The short story is that most operational models aren’t nimble or robust enough to accommodate the introduction and governance of a true digital labor source or the digital transformation (read: AI) that most boards and C-level officers are trying to deliver.
It’s like trying to use a manual on repairing a Ford Model T to fix a Tesla Model S. Yes, both are passenger cars, but the systems and propulsion couldn’t be more different (not quite a moonshot analogy, but you get the point).
So, what does this have to do with title thesis?
A lot, actually.
The McKinsey and Forrester studies are but two examples of the importance of possessing an operational and monetization model that can help introduce a digital labor source into an organization that has been the sole domain of humans. This governance is essential to managing the rules of engagement between digital workers and human workers, as well as providing a reliable and trustworthy mechanism of audit, labor scale and repeatable value. It is also an imperative to lessen the risk of use and implementation, as well as increase the cultural adoption in an organization.
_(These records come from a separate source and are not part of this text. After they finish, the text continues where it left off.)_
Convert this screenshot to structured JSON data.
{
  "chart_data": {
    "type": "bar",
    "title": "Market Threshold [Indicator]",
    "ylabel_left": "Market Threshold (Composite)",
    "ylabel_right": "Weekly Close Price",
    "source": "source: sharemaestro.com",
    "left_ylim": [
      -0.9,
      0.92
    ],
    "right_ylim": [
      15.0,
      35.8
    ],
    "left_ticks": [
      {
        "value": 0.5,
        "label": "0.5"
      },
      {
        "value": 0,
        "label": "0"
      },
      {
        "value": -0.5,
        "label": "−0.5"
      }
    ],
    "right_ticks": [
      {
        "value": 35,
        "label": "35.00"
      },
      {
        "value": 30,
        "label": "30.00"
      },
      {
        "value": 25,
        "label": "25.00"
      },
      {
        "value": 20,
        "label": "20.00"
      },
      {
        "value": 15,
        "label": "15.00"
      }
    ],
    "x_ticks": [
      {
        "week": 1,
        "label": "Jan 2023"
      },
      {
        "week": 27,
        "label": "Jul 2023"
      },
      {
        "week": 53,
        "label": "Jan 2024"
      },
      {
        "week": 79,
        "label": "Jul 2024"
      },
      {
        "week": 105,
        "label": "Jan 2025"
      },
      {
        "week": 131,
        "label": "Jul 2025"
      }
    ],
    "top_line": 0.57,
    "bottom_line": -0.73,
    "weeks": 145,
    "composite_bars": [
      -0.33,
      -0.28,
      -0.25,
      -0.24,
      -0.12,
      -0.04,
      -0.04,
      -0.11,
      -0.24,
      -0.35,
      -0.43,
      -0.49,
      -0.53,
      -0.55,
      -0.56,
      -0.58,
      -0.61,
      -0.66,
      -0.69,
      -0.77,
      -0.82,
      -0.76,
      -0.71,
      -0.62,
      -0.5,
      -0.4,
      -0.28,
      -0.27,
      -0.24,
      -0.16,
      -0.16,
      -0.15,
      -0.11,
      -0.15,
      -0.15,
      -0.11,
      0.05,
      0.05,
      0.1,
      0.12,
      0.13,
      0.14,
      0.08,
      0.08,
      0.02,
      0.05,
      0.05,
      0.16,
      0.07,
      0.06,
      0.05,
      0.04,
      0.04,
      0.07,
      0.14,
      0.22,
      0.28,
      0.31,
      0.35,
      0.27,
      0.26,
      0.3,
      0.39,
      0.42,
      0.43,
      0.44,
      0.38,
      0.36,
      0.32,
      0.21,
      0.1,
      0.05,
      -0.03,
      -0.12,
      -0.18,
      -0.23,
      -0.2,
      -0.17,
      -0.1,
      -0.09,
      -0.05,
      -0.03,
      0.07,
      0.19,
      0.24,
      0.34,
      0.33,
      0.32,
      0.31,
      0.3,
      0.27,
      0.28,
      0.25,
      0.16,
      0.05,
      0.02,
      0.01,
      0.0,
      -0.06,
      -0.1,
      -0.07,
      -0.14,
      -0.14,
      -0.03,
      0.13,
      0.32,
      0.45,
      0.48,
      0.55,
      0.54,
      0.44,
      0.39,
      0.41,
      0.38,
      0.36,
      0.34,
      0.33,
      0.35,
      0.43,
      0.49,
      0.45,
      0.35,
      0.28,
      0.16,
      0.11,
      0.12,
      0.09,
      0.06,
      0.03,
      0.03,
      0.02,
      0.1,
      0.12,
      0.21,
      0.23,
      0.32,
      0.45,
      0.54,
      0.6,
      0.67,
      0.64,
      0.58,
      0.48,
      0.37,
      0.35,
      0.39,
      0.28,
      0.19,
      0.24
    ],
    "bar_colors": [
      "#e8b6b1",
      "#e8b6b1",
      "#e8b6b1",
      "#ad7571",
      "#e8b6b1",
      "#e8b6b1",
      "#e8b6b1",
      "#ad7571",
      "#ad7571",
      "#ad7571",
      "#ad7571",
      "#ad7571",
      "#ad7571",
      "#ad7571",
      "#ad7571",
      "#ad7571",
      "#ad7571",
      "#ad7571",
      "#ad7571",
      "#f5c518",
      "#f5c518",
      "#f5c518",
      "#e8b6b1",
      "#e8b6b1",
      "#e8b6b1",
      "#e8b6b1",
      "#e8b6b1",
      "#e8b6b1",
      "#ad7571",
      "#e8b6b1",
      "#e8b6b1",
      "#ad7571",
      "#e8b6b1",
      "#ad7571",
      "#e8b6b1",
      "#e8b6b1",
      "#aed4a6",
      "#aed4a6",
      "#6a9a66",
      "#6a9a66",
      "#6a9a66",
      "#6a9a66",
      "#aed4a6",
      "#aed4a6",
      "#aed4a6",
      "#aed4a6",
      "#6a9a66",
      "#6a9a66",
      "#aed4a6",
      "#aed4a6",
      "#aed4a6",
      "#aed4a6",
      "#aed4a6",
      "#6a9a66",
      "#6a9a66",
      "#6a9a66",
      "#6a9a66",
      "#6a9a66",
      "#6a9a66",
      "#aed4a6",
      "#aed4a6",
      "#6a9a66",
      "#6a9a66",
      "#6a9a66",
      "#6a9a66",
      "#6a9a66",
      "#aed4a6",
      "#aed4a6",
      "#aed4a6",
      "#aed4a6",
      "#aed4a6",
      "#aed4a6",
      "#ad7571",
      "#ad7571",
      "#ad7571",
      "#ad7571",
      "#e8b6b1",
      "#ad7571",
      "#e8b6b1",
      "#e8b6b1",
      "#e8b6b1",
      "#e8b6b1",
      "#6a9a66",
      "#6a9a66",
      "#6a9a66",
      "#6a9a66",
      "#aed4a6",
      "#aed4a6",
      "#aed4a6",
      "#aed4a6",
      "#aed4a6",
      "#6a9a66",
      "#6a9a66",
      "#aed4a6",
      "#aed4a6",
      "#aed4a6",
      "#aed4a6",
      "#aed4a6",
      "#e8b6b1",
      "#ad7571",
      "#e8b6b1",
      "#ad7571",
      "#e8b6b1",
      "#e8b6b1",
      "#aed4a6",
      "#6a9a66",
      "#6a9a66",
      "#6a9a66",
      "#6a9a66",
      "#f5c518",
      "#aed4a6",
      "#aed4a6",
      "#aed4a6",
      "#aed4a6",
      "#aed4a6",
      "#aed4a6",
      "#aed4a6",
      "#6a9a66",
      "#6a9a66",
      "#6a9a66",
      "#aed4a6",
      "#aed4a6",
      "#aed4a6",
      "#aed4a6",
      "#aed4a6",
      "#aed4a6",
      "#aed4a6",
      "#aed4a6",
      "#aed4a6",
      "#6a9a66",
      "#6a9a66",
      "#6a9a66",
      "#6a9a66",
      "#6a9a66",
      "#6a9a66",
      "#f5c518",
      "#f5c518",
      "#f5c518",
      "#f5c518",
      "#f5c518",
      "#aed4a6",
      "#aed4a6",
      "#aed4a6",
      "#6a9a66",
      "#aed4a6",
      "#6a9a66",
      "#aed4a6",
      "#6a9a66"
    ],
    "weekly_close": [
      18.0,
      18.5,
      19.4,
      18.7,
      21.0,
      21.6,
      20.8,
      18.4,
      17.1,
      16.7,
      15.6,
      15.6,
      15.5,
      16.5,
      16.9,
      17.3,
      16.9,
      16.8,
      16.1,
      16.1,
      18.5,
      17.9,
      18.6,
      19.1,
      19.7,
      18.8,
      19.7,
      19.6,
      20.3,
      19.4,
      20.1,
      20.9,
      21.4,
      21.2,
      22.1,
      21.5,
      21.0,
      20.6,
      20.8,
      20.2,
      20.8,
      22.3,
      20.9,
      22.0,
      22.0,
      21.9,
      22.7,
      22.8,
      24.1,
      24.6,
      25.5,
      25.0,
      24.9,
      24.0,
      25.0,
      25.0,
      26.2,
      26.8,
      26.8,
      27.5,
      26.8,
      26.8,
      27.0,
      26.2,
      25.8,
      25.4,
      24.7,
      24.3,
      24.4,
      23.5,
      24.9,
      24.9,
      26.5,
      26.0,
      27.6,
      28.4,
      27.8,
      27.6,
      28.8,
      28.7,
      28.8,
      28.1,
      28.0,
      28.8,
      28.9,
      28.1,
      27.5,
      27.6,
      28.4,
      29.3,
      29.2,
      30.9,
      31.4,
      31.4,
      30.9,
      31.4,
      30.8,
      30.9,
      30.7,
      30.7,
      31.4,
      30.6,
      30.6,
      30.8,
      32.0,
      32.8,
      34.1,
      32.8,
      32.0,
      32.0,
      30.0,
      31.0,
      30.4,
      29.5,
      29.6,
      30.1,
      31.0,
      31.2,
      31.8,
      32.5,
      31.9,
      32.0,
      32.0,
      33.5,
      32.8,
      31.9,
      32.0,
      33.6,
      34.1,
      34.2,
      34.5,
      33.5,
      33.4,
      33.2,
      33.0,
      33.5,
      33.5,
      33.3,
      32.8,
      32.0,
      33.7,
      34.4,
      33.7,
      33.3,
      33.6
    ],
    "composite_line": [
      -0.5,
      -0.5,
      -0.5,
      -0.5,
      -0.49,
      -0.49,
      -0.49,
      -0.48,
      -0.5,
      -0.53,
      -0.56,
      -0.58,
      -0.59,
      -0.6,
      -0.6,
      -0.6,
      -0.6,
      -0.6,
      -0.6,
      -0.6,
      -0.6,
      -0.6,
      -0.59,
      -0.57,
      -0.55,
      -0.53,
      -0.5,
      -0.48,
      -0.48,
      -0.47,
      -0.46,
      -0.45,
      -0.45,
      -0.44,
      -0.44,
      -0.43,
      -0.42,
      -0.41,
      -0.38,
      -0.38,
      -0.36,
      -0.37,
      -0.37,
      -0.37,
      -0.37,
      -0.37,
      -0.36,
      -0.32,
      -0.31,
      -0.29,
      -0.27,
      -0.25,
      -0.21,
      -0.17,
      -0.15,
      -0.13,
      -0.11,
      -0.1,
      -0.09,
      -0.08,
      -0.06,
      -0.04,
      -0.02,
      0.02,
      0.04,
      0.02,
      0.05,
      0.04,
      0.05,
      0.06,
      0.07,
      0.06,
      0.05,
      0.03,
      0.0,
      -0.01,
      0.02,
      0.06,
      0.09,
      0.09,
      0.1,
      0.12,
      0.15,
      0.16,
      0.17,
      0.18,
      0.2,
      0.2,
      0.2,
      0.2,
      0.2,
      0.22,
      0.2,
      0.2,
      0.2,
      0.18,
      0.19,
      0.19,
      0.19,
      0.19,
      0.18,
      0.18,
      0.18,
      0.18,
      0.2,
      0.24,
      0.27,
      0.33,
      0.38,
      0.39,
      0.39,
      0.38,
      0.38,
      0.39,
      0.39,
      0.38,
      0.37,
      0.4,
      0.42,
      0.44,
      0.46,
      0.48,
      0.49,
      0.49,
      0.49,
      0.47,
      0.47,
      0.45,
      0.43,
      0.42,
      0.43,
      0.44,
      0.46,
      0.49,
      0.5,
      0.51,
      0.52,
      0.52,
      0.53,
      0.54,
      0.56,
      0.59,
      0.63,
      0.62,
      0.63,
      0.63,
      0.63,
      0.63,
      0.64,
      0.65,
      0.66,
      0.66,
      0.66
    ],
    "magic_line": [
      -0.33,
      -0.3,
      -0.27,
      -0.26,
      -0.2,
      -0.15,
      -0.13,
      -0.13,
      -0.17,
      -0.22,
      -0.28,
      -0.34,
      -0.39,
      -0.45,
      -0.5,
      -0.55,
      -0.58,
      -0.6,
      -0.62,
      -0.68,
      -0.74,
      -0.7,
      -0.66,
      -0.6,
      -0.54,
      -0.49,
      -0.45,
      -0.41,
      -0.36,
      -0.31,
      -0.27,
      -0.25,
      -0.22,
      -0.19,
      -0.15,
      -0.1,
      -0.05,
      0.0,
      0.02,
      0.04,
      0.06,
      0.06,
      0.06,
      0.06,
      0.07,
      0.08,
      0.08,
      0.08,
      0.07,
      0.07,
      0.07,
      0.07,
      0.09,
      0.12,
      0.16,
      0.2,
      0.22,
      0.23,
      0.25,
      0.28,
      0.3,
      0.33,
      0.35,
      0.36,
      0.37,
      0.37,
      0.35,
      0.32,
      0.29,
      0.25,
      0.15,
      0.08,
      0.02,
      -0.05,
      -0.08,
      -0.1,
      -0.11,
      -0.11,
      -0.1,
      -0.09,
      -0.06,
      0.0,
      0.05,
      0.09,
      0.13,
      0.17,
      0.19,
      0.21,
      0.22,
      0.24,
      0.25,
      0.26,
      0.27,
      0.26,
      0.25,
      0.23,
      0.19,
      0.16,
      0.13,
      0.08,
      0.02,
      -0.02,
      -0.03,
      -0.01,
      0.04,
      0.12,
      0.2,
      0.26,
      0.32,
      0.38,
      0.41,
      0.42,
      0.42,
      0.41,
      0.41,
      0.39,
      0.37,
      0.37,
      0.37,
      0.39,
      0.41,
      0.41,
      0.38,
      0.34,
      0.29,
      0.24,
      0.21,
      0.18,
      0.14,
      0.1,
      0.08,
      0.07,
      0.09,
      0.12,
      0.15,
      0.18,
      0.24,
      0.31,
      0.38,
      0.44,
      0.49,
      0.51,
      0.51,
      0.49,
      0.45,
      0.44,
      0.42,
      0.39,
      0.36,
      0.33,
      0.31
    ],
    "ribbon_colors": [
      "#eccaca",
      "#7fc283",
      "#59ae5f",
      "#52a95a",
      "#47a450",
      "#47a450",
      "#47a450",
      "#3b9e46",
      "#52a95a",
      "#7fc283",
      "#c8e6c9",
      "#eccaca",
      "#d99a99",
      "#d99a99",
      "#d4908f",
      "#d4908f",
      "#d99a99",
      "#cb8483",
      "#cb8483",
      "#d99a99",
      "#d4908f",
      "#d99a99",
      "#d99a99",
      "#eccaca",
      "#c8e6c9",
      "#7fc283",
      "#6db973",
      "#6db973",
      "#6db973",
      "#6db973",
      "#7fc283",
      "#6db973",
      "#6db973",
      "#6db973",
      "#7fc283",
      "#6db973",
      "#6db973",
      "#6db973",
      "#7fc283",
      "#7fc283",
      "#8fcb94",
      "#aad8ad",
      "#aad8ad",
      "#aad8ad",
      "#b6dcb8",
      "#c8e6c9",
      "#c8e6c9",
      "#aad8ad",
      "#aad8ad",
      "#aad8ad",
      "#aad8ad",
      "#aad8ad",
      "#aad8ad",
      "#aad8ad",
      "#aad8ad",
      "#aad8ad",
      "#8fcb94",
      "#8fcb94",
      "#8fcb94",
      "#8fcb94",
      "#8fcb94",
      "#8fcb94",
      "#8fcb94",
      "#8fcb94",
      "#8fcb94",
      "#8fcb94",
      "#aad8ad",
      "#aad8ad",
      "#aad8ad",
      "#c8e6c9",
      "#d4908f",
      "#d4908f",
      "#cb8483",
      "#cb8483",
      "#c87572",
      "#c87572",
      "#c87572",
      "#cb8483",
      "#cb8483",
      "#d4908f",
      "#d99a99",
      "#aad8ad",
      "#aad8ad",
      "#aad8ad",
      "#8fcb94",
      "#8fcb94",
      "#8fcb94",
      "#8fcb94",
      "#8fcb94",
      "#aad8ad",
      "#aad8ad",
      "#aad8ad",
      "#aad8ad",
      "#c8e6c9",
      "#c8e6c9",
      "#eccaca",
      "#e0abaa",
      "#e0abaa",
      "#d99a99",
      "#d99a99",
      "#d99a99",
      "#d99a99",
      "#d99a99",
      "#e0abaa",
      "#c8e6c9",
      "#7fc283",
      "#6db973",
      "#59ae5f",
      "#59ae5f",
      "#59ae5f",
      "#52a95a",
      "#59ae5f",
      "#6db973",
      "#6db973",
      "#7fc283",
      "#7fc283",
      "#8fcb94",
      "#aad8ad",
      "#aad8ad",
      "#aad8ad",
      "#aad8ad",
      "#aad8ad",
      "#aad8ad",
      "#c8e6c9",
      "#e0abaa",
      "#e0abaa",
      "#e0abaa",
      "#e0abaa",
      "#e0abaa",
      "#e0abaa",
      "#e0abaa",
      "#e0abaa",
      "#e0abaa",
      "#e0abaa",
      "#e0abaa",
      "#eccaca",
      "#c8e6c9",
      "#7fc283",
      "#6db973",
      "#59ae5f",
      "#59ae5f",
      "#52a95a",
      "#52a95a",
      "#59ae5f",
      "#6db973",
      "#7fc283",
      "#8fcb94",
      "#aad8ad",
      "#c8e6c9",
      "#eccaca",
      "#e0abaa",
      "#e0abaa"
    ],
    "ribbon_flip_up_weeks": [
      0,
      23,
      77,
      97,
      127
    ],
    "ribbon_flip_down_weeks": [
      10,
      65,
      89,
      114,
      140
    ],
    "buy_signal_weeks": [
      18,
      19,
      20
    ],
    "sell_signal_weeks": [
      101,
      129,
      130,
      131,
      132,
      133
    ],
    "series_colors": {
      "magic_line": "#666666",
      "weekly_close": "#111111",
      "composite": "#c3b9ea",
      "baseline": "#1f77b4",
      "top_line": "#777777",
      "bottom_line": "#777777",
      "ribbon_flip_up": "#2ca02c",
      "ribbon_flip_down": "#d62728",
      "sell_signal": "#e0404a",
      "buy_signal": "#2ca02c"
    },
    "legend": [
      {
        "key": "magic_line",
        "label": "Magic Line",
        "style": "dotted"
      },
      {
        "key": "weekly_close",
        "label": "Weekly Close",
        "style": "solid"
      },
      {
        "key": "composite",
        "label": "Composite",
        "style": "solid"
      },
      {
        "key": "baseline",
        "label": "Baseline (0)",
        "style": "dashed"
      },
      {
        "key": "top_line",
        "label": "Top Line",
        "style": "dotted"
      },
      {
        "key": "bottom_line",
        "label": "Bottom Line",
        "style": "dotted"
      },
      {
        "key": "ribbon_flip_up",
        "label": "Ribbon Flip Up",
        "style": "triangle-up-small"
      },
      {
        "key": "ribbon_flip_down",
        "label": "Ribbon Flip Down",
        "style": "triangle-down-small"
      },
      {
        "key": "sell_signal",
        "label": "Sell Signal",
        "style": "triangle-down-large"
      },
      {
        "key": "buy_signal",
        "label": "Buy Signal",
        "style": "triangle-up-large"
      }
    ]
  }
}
Blue Prism’s Robotic Operating ModelTM (ROMTM), is just such a means to ensure an organization’s successful digital workforce . It is this important and frequently overlooked aspect of deploying a digital labor platform that is required to:
- Innovate in order to stave off the effects of becoming irrelevant.
- Scale as served populations grow and increased demands are placed on companies to deliver relevant offerings.
- Remain operational during crises, whether pandemic or climate related or both.
- Deliver at the speed and ease that people expect.
Developed in response to our earliest client needs, the ROMTM is approaching 13 years of deployment governing in the robotic process automation space. During that period, we have constantly updated it to reflect all of the feedback we’ve received from our 2,000+ client base. It is an evergreen approach that constantly seeks to improve the efficacy of the human-digital labor workforce. The Japanese would call it Kaizen, a term meaning ‘change for the better’ or ‘continuous improvement.’ It’s in Blue Prism’s DNA that the implementation, coordination, management and governance of our digital employees is as important as the Blue Prism platform and technology partner network itself.
We need to plan for a future that won’t look like our recent past. That isn’t a doomsday view or a bad thing. It’s just a sobering fact. To ignore it is to not address the most fundamental question the C-suite faces: how do we continue to produce or improve products that delight our customers and shareholders without doing anything financially or morally irresponsible?
In the final analysis, if you are evaluating a genuine digital labor source and there is no key performance indicator to evaluate the governance layer, then you are only evaluating an automation software tool kit. At an enterprise scale, sharing of a library of previously developed task configurations and the audit function will be missing, at a minimum. How do you explain that to regulators and shareholders?